All this surely contributes to the fact that WCAG is complex and difficult to apply. But another reason for the difficulty is that the requirements expressed in WCAG are complex, as is real world page content. The paper quotes a 2010 study by Brajnik et al. which found that for 50% of WCAG 2.0 success criteria, different evaluators did not reach a 80% level of agreement whether a problem was present on the page. It also identified 20% false positives and found that 32% of problems had been missed by evaluators.

This is no surprise because in implementing real-word content, techniques are modified and in many cases, interact. In our own evaluation experience, allocating a particular problem to a specific SC is often not easy, especially as one and the same problem instance can violate several SC at the same time. A text label may be not in the right position, not be sufficiently descriptive, and not programmatically linked to the input field, violating four success criteria at once (1.3.2, 2.4.6, 3.3.2, 4.1.2).
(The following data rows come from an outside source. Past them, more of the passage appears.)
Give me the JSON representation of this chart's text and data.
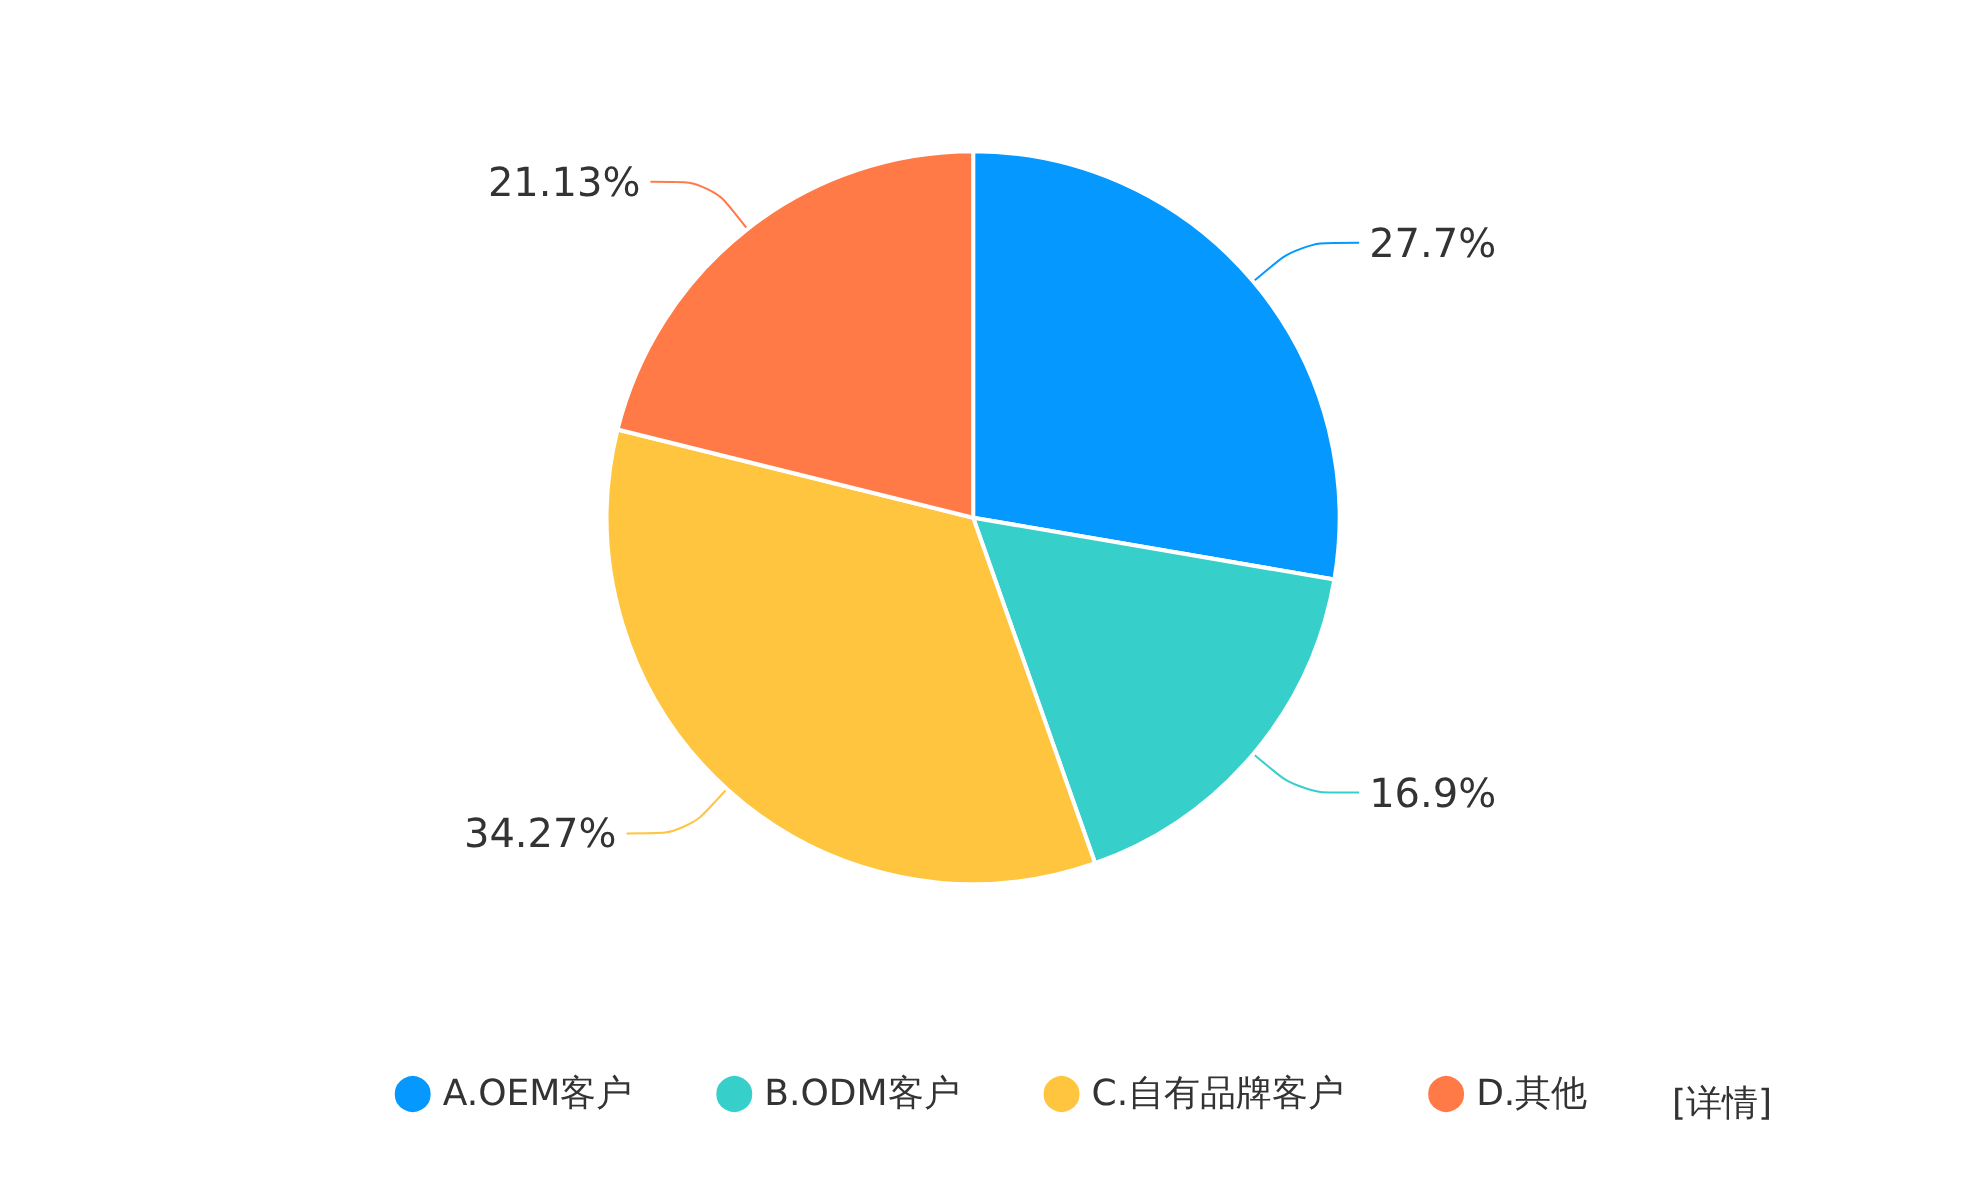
{
  "chart_data": {
    "type": "pie",
    "categories": [
      "A.OEM客户",
      "B.ODM客户",
      "C.自有品牌客户",
      "D.其他"
    ],
    "values": [
      27.7,
      16.9,
      34.27,
      21.13
    ],
    "value_labels": [
      "27.7%",
      "16.9%",
      "34.27%",
      "21.13%"
    ],
    "colors": [
      "#0598fe",
      "#36cfca",
      "#ffc53e",
      "#ff7a46"
    ],
    "legend": "bottom",
    "annotations": [
      "[详情]"
    ]
  }
}
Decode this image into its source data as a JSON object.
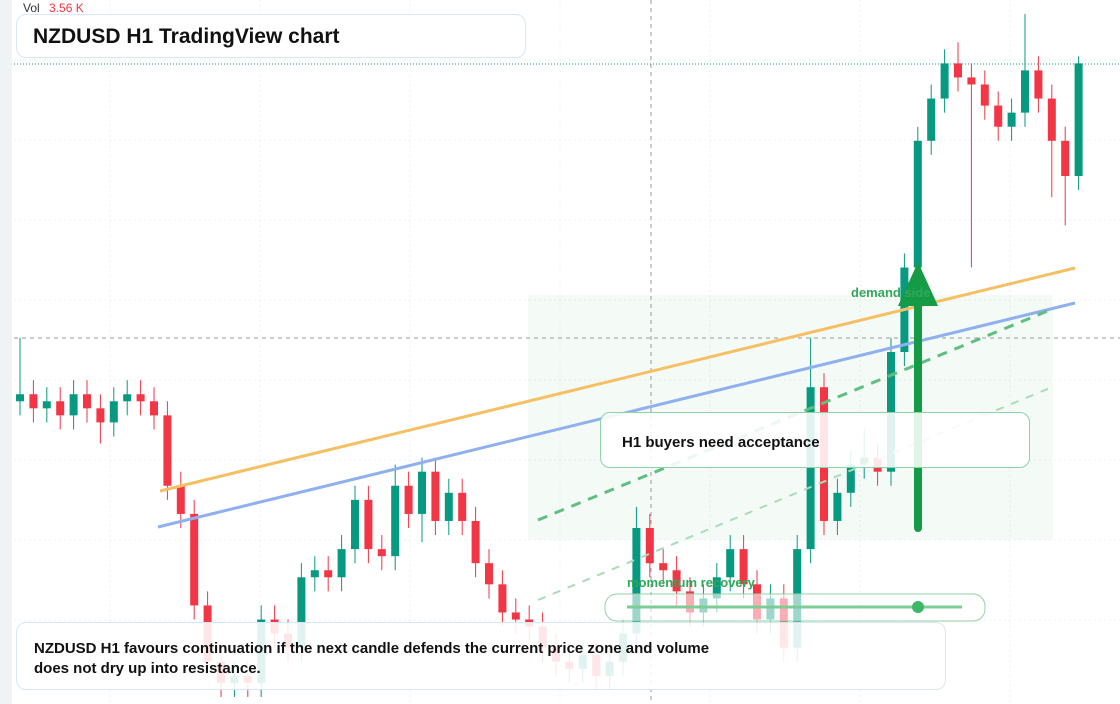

Problems when using several Sufficient Techniques simultaneously

Even for fairly clear-cut success criteria, there is room for interpretation in cases where more than one sufficient technique has been used. Take SC 2.4.1, Bypass Blocks. This SC can be met either by having a proper heading structure that allows screen reader users to skip content (H69: Providing heading elements at the beginning of each section of content), or by implementing one of several skip links techniques (G1, G123, G124). But what happens if an author uses both headings and skip links and the skip links turn out to be not working (quite a frequent problem)? There is no Failure associated to SC 2.4.1 that would cover this case, and if the headings structure is fine, on what grounds should the SC fail? Still, the problem for the screen reader users (indeed all keyboard users) is evident: a skip link is announced / highlighted but it doesn't do the trick. It is not surprising that evaluators will come to different conclusions when rating this case.
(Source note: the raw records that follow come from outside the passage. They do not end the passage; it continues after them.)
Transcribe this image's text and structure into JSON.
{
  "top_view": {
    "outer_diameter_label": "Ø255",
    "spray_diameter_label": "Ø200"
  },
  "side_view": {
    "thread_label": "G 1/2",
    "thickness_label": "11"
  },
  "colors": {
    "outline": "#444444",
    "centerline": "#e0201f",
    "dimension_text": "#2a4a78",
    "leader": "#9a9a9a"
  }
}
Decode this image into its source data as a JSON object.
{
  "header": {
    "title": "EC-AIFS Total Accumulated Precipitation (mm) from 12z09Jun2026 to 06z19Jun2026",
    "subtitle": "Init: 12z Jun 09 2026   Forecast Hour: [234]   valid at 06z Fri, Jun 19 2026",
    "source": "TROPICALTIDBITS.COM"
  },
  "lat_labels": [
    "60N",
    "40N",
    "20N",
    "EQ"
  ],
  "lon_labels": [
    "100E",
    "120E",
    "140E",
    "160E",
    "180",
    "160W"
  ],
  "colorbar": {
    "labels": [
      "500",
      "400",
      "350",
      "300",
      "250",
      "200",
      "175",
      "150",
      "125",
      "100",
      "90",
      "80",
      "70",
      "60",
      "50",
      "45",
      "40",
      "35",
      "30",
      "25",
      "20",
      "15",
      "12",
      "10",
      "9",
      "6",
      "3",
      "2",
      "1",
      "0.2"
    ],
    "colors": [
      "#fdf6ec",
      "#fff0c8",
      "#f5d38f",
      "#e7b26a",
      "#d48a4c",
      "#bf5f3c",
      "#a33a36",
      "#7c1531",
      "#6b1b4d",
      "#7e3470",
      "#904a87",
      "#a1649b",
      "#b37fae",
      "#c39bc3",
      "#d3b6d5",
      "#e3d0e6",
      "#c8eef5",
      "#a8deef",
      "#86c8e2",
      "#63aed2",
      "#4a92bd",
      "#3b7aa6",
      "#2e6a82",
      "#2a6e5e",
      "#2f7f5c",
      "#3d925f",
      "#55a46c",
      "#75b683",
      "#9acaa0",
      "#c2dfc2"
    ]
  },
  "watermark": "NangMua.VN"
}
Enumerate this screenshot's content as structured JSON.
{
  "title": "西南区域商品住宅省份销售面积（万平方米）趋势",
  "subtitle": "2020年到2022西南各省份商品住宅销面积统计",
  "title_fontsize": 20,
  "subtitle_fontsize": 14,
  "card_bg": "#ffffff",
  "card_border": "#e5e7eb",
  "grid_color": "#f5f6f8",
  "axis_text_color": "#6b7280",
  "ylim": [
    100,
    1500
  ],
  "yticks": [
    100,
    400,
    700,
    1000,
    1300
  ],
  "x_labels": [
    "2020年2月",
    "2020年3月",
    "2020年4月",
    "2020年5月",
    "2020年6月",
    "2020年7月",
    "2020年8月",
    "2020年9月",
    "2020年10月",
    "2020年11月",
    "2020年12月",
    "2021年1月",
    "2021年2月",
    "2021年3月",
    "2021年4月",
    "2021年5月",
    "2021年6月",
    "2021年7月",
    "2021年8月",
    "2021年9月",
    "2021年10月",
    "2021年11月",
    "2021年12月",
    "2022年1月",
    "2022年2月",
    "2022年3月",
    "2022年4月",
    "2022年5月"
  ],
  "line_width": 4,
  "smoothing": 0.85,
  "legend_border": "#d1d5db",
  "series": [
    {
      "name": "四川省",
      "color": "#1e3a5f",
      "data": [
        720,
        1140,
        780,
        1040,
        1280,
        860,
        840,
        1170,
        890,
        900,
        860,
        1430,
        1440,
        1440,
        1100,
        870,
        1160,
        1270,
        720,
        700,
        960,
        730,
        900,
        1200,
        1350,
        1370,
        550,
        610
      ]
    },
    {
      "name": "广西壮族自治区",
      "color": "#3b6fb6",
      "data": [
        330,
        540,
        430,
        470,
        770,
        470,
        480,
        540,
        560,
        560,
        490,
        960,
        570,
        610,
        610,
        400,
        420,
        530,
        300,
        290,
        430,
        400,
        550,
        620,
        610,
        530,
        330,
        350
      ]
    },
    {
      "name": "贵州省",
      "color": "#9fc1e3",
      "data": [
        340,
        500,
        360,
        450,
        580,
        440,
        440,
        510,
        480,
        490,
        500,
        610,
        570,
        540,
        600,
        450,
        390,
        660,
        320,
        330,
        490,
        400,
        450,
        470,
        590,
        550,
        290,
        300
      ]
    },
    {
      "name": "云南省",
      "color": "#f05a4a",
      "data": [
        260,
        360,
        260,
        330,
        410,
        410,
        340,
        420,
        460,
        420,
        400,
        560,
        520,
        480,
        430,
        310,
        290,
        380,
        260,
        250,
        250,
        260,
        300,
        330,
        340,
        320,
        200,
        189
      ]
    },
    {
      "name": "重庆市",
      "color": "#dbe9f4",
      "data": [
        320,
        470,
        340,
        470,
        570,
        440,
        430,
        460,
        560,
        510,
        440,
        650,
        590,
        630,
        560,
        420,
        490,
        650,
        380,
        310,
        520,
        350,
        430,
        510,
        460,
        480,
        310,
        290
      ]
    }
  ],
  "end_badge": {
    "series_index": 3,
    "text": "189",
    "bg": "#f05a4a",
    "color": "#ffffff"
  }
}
Providing insights into the frequency of actual problems of blind users

The strength of the study is not what it says about WCAG, but that it provides evidence of the type and frequency of problems encountered by blind users in carrying out actual tasks.

The link purpose problem

While given the methodological problems outlined I would be careful in taking any of the numbers at face value, I found it striking that the most frequently encountered problem of all was "Link destination not clear" (117 times). The study's conclusion that the sufficient techniques for SC 2.4.4 Link Purpose are in fact not sufficient at least for the group of blind users strikes me as valid.
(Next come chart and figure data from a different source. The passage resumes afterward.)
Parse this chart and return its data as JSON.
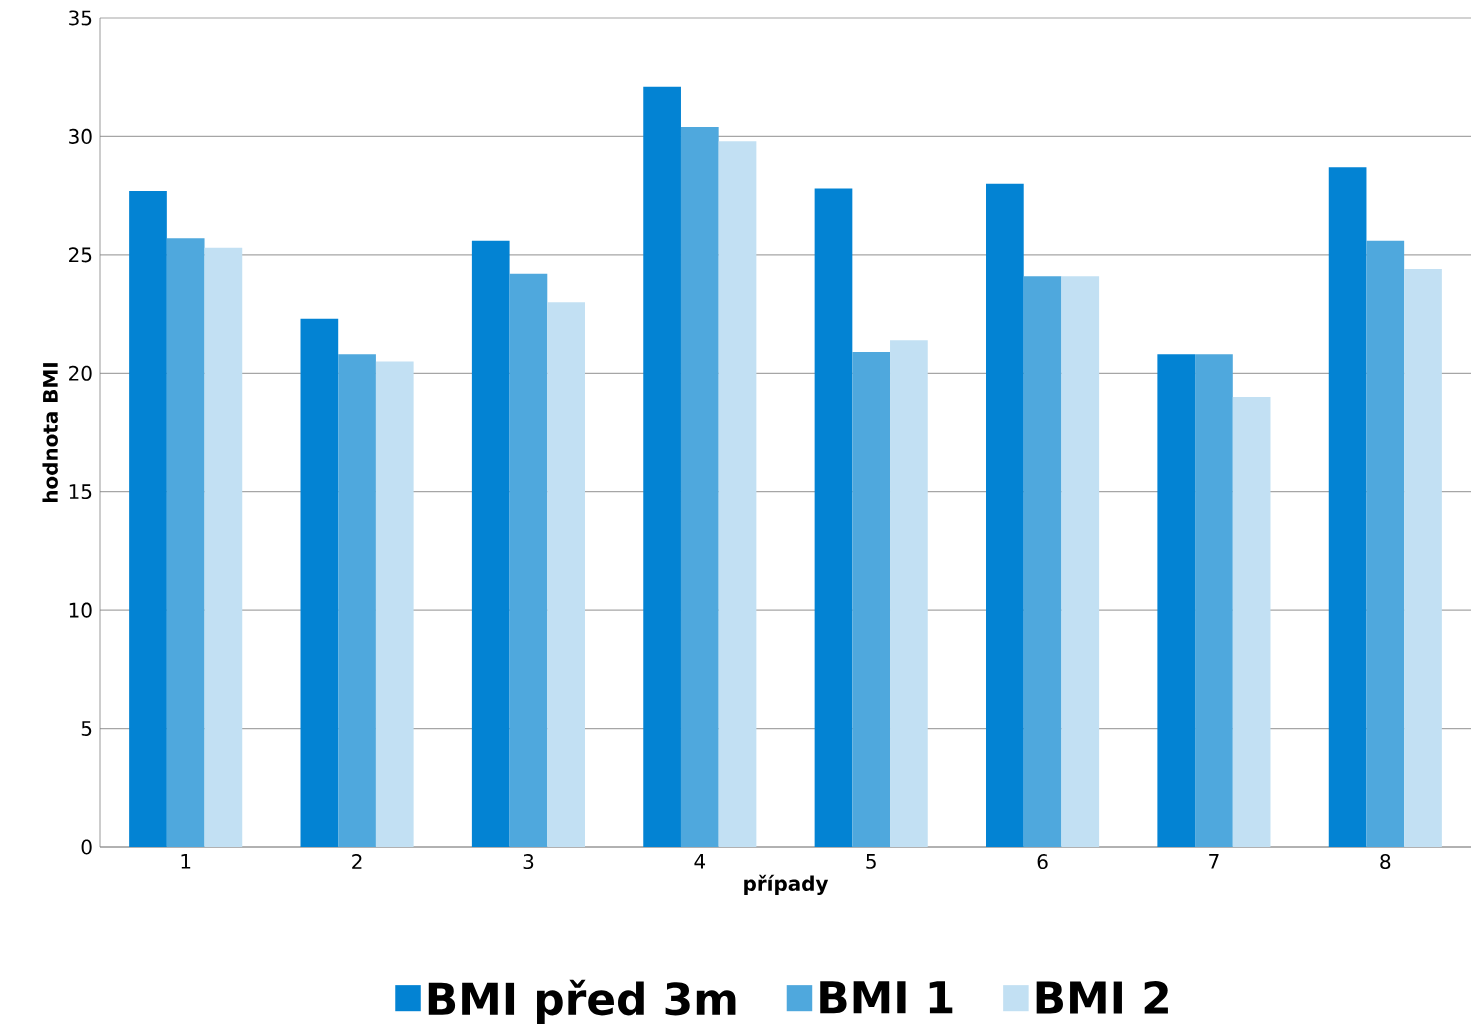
{
  "chart_data": {
    "type": "bar",
    "xlabel": "případy",
    "ylabel": "hodnota BMI",
    "categories": [
      "1",
      "2",
      "3",
      "4",
      "5",
      "6",
      "7",
      "8"
    ],
    "series": [
      {
        "name": "BMI před 3m",
        "color": "#0383d3",
        "values": [
          27.7,
          22.3,
          25.6,
          32.1,
          27.8,
          28.0,
          20.8,
          28.7
        ]
      },
      {
        "name": "BMI 1",
        "color": "#4fa8dd",
        "values": [
          25.7,
          20.8,
          24.2,
          30.4,
          20.9,
          24.1,
          20.8,
          25.6
        ]
      },
      {
        "name": "BMI 2",
        "color": "#c2e0f3",
        "values": [
          25.3,
          20.5,
          23.0,
          29.8,
          21.4,
          24.1,
          19.0,
          24.4
        ]
      }
    ],
    "ylim": [
      0,
      35
    ],
    "yticks": [
      0,
      5,
      10,
      15,
      20,
      25,
      30,
      35
    ],
    "grid": "y",
    "legend": "bottom"
  }
}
WCAG 1.0 recommended, in Checkpoint 13.1: "Clearly identify the target of each link. Link text should be meaningful enough to make sense when read out of context." WCAG 2.0 has relaxed this requirement by allowing authors to provide the purpose in the link's context. For blind users who rely on generated indices of headings, WCAG 2.0 is clearly a step backwards. As the lack of descriptive links will also contribute to other frequent problems such as "Content not found in pages where expected by users", it may indeed be worth rethinking SC 2.4.4 in future work on WCAG.

Final remark

As other commentators have noted: the fact that only a part of users' problems could be mapped to WCAG criteria is no surprise. While WCAG 2.0 does cover more usability issues than WCAG 1.0 (such as error handling) it doesn't cover all of them. The study calls for the inclusion of a broader range of problems in WCAG 2.0. This would make WCAG 2.0 even more complex and the succes of its criteria even harder to measure.

The study's most worrying conclusion – that the implementation of WCAG techniques did little to help blind users – seems based on a number of methodological flaws that I have tried to unpack above.

The study's call for more empirical user studies is certainly justified. But its methodology shows too many glaring problems to put any trust in its findings regarding the value of WCAG.